One I noticed today occurred when I wanted to create a link using the keyboard shortcut Ctrl+K after selecting text:

TinyMCE error IE7

It looks like it fails at this point (starting at line 28 of link.js):

// WordPress -- next 3 lines
document.forms[0].href.value = tinyMCE.getWindowArg('href') || 'http://';
document.forms[0].href.select();
document.forms[0].href.focus();

Let’s try this again. What is document.forms[0].href under IE7? It’s an <input /> tag. It’s the field that accepts the URL of the linked-to page. Let’s see whether it’s invisible or not enabled. <input /> tags definitely do accept the focus. The tag itself is visible and enabled, so it must be one of its parents. I guess the simple solution is to find the part in link.js that makes it visible, and put this .focus() call after it.

OK, it’s not as simple as that, because the code that makes the popup visible is called from an event handler. The onLoad() function in tiny_mce_popup.js, to be precise. It’s part of the TinyMCE_Popup class. I guess in IE7 the load event is called later than in Firefox? Right, well, it turns out it’s document.body that has display: none.

(I just checked in Firefox and there is no error at all. That’s good news.)

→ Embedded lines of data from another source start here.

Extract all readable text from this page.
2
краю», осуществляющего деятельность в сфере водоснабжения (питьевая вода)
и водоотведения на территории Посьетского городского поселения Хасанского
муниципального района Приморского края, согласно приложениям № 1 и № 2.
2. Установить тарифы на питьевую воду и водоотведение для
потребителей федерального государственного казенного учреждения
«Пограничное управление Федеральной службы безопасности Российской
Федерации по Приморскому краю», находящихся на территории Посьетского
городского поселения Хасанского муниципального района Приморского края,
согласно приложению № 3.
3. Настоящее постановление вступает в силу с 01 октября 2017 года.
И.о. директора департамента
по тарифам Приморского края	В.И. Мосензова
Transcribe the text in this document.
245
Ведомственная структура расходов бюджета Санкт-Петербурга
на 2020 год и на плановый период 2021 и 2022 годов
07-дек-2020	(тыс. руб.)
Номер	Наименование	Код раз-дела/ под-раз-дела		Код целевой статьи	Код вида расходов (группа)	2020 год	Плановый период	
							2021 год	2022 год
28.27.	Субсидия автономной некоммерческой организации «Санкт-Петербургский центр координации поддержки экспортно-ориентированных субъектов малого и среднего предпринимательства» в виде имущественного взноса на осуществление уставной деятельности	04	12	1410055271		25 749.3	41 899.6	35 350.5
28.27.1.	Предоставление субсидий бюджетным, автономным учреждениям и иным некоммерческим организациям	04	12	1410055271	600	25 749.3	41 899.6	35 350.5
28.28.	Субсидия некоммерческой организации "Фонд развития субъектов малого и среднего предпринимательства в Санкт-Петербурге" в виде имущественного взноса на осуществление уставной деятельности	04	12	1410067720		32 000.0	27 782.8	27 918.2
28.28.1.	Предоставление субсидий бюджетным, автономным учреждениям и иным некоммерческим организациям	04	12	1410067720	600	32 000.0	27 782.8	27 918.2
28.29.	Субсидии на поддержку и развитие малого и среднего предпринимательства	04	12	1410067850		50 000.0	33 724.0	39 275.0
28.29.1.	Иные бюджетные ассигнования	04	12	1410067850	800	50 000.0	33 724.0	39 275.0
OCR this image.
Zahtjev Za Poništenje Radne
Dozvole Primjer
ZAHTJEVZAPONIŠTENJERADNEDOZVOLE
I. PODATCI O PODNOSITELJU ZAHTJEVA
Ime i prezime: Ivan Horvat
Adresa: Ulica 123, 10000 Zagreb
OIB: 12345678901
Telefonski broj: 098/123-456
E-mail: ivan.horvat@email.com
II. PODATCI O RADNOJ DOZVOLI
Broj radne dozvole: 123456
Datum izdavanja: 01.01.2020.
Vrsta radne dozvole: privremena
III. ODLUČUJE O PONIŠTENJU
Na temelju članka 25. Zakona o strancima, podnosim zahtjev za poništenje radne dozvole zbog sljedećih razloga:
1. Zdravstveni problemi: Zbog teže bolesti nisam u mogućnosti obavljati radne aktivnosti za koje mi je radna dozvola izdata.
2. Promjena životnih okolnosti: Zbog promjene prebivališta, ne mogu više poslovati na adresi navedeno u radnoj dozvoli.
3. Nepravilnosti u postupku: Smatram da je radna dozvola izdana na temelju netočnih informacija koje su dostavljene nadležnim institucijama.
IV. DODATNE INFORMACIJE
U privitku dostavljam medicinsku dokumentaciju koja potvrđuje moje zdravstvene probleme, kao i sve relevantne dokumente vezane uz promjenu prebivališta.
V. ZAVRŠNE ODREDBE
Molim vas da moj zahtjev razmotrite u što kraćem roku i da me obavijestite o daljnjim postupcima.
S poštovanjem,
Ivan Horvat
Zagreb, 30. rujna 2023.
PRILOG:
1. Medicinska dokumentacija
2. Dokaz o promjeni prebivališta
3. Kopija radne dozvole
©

Ok, before the aforementioned line I added:

document.body.style.display = '';

Let’s see what happens. No error message! But the focus is not set. So it really has the effect of not setting the focus at all. But let’s think a minute. We want there to be focus whenever the insert link form is loaded. So why not put the set focus code in that load event? Actually, I think it is already being called from there, and it’s not working.

Never mind. I have fixed the problem I came to fix. I will fix the other problem another day.

One problem I have is that you can’t use the <code> tag without going into HTML mode. Must fix that.